论文标题
开放域聊天机器人中安全的食谱
Recipes for Safety in Open-domain Chatbots
论文作者
论文摘要
在大型未标记的人类互动中培训的模型将学习模式和模仿行为,其中包括进攻或其他有毒的行为和不必要的偏见。我们研究了各种在开放域生成对话模型的情况下减轻这些问题的方法。我们为训练更安全的模型和评估它们介绍了一个新的人类和模型框架,以及一种新颖的方法,可以在生成模型中提炼安全考虑,而无需在部署时间内使用外部分类器。我们进行了比较这些方法的实验,并发现我们的新技术比通过自动和人类评估来衡量的现有模型更安全,而(ii)保持可用性指标,例如相对于技术状态的参与度。然后,我们通过分析模型的故障案例来讨论这项工作的局限性。
Models trained on large unlabeled corpora of human interactions will learn patterns and mimic behaviors therein, which include offensive or otherwise toxic behavior and unwanted biases. We investigate a variety of methods to mitigate these issues in the context of open-domain generative dialogue models. We introduce a new human-and-model-in-the-loop framework for both training safer models and for evaluating them, as well as a novel method to distill safety considerations inside generative models without the use of an external classifier at deployment time.
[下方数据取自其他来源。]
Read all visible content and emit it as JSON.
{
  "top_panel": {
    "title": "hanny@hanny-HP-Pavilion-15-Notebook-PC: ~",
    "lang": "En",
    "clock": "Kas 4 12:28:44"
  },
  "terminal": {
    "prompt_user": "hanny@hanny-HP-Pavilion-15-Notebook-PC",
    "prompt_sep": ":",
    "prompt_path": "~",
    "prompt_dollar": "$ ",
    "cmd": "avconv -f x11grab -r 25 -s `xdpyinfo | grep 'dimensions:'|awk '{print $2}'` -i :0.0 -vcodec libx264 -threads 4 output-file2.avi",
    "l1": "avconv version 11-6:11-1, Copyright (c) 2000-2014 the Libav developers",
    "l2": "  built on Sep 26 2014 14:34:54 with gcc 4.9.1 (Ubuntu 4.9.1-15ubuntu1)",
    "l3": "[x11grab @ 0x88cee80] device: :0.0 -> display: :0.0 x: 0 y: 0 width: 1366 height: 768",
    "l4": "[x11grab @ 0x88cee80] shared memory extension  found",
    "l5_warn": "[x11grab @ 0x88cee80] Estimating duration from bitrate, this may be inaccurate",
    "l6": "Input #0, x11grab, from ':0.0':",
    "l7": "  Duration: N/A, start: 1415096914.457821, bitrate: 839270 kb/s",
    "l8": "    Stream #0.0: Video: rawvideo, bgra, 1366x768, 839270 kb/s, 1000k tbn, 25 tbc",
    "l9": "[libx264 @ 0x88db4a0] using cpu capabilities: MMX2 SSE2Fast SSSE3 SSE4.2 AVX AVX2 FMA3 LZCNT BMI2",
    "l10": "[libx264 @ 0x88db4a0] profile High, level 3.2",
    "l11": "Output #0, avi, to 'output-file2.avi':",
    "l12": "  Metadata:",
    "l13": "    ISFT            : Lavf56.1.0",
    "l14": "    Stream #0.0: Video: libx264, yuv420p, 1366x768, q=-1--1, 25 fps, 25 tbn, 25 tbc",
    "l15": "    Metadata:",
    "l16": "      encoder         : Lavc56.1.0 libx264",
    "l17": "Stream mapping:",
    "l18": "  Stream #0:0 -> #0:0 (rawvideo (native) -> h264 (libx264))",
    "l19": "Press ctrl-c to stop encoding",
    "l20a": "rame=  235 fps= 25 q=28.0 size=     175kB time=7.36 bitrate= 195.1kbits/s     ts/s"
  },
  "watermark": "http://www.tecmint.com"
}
We conduct experiments comparing these methods and find our new techniques are (i) safer than existing models as measured by automatic and human evaluations while (ii) maintaining usability metrics such as engagingness relative to the state of the art. We then discuss the limitations of this work by analyzing failure cases of our models.